Mhambrey's late intervention hauled the Indians back into contention and when Dominic Cork, or Dominic to the scoreboard, went just before the close, England had lost three wickets in the last 11 overs to leave the captain Wells slightly rueful.

He said: "Right up until then we were in a fantastic position, but losing those three wickets was a little disappointing. We were setting up a massive total and if we'd gone into the third day maybe four wickets down, we'd have been extremely 737 235.0 50

happy. But we've still got plenty of batting to come. Paul Nixon and Glen Chapple have scored first-class centuries and Ian Salisbury a Test fifty so our first target is still a lead of 100."

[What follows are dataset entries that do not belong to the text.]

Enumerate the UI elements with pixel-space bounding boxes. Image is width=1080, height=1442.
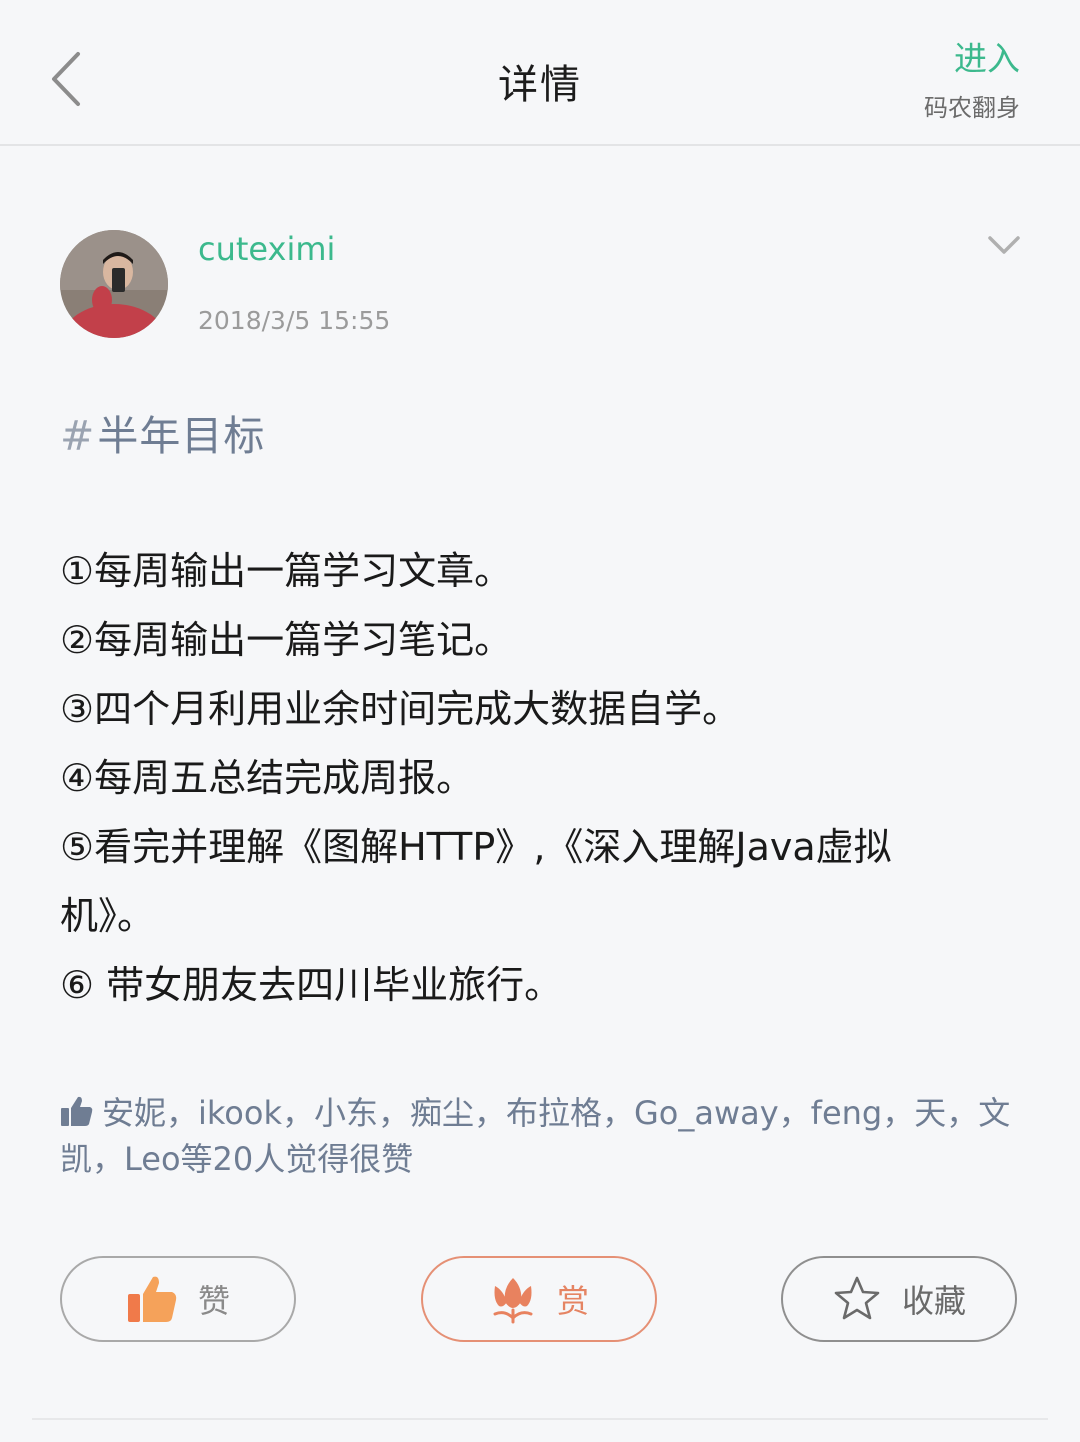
page-title: 详情 xyxy=(498,62,582,108)
liked-by-list[interactable]: 安妮，ikook，小东，痴尘，布拉格，Go_away，feng，天，文 凯，Le… xyxy=(60,1090,1020,1182)
thumbs-up-icon xyxy=(61,1096,93,1126)
channel-name: 码农翻身 xyxy=(924,94,1020,122)
content-line: ②每周输出一篇学习笔记。 xyxy=(60,618,513,662)
avatar-photo xyxy=(60,230,168,338)
liked-by-text-1: 安妮，ikook，小东，痴尘，布拉格，Go_away，feng，天，文 xyxy=(102,1094,1011,1132)
content-line: ⑥ 带女朋友去四川毕业旅行。 xyxy=(60,963,563,1007)
enter-link[interactable]: 进入 xyxy=(924,38,1020,80)
hash-symbol: # xyxy=(60,412,96,460)
like-label: 赞 xyxy=(197,1282,230,1320)
post-content: ①每周输出一篇学习文章。 ②每周输出一篇学习笔记。 ③四个月利用业余时间完成大数… xyxy=(60,537,1020,1020)
content-line: ④每周五总结完成周报。 xyxy=(60,756,475,800)
bottom-divider xyxy=(32,1418,1048,1420)
top-nav-bar: 详情 进入 码农翻身 xyxy=(0,0,1080,146)
topic-label: 半年目标 xyxy=(97,412,266,460)
chevron-down-icon xyxy=(988,236,1020,254)
more-options-button[interactable] xyxy=(984,228,1024,262)
topic-tag[interactable]: #半年目标 xyxy=(60,402,265,462)
channel-entry[interactable]: 进入 码农翻身 xyxy=(924,38,1020,123)
content-line: ⑤看完并理解《图解HTTP》,《深入理解Java虚拟 xyxy=(60,825,892,869)
thumbs-up-icon xyxy=(127,1276,177,1322)
reward-button[interactable]: 赏 xyxy=(421,1256,657,1342)
lotus-icon xyxy=(493,1278,533,1324)
content-line: 机》。 xyxy=(60,894,156,938)
star-icon xyxy=(834,1276,880,1320)
avatar[interactable] xyxy=(60,230,168,338)
post-detail-page: 详情 进入 码农翻身 cuteximi 2018/3/5 15:55 #半年目标… xyxy=(0,0,1080,1442)
favorite-label: 收藏 xyxy=(901,1282,966,1320)
reward-label: 赏 xyxy=(556,1282,589,1320)
content-line: ①每周输出一篇学习文章。 xyxy=(60,549,513,593)
author-name[interactable]: cuteximi xyxy=(198,230,335,268)
liked-by-text-2: 凯，Leo等20人觉得很赞 xyxy=(60,1140,414,1178)
favorite-button[interactable]: 收藏 xyxy=(781,1256,1017,1342)
like-button[interactable]: 赞 xyxy=(60,1256,296,1342)
post-timestamp: 2018/3/5 15:55 xyxy=(198,306,391,335)
content-line: ③四个月利用业余时间完成大数据自学。 xyxy=(60,687,741,731)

The senior side have shown their expertise at throwing away good positions on many occasions. This team have so far shown an ability to hold on to the initiative. More of that now and a Test series win is a distinct possibility.

(India A won toss; second day)

INDIA A - First Innings 216 (U Chatterjee 72).

ENGLAND A - First Innings N V Knight c Yadav b Mhambrey 31

M P Vaughan c Ganguly b Mhambrey 15

J E R Gallian c Yadav b Chatterjee 77

*A P Wells c Yadav b Mhambrey 93

D L Hemp lbw b Mhambrey 18

D G Cork lbw b Chauhan 12

P A Nixon not out 7

M M Patel not out 2

Extras (b5 lb12 nb3) 20

Total (for 6) 275

Fall: 1-38 2-55 3-209 4-243 5-250 6-270.

To bat: G Chapple, I D K Salisbury, R D Stemp.

Bowling (to date): Mhambrey 21-3-58-4; Ganguly 5-1-21-0; Chauhan 27-3-76-1; Chatterjee 24-5-64-1; Bahatule 13-2-36-0; Dravid 1-0-3-0.

Umpires: A V Jayaprakash and S K Bansal.